算法学习--链表/Hash--LRU cache

问题

Design and implement a data structure for Least Recently Used (LRU) cache.

It should support the following operations: get and set.
get(key) - Get the value (will always be positive) of the key if the key exists in the cache, otherwise return -1.
set(key, value) - Set or insert the value if the key is not already present. When the cache reached its capacity, it should invalidate the least recently used item before inserting a new item.
分析
为了使查找，插入，删除都高效，需要使用一个哈希表(std::unordered_map)+一个双向链表(std::list)
哈希表用来保存每个list节点的地址(不是单纯的value值)，可以基本保证在O(1)时间内查找到节点
双向链表插入删除效率高，之所以不使用单链表是因为插入删除时还需要知道其前驱节点不方便
具体实现：越靠近链表头部说明数据越新。尾部数据说明最近访问很少
当访问节点时，先从哈希表找到该节点的地址：
若不存在，则进行插入操作，先判断capacity上限是否已满，若满了就把链表尾部的节点删去，并把该节点在哈希表对应的项也同时删去。
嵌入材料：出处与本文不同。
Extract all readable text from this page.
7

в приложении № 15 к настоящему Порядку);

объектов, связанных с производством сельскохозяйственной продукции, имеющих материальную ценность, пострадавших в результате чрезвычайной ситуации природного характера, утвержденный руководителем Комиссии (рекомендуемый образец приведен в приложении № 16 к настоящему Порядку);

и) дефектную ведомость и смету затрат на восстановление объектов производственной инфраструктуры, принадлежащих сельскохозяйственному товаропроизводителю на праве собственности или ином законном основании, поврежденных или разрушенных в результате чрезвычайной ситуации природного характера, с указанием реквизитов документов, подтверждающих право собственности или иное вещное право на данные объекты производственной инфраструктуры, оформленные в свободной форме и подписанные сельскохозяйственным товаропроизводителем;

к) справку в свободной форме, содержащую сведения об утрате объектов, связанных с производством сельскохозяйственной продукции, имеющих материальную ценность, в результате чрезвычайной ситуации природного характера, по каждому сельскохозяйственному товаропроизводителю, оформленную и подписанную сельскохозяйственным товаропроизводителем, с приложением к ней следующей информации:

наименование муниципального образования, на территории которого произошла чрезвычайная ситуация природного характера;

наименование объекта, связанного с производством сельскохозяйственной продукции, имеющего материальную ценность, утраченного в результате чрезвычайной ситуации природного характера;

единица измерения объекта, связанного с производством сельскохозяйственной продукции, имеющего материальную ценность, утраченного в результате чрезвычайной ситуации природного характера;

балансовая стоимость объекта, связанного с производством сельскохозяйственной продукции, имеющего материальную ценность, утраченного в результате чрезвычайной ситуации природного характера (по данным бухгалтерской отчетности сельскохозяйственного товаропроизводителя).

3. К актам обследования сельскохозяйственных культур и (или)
插入时把要插入的数据插到链表的头部
若存在，则把对应的节点交换到链表的头部，同时更新哈希表中该节点的地址

class LRUCache{
private:
struct CacheNode {
int key;
int value;
CacheNode(int k, int v) :key(k), value(v){}
};

public:
LRUCache(int capacity) {
this->capacity = capacity;
}

int get(int key) {
if (cacheMap.find(key) == cacheMap.end()) return -1;
cacheList.splice(cacheList.begin(), cacheList, cacheMap[key]);
cacheMap[key] = cacheList.begin();
return cacheMap[key]->value;
}

void set(int key, int value) {
if (cacheMap.find(key) == cacheMap.end()) {
if (cacheList.size() == capacity) {
cacheMap.erase(cacheList.back().key);
cacheList.pop_back();
}

cacheList.push_front(CacheNode(key, value));
cacheMap[key] = cacheList.begin();
} else {
cacheMap[key]->value = value;
cacheList.splice(cacheList.begin(), cacheList, cacheMap[key]);
cacheMap[key] = cacheList.begin();
}
}
private:
list<CacheNode> cacheList;
unordered_map<int, list<CacheNode>::iterator> cacheMap;
int capacity;
};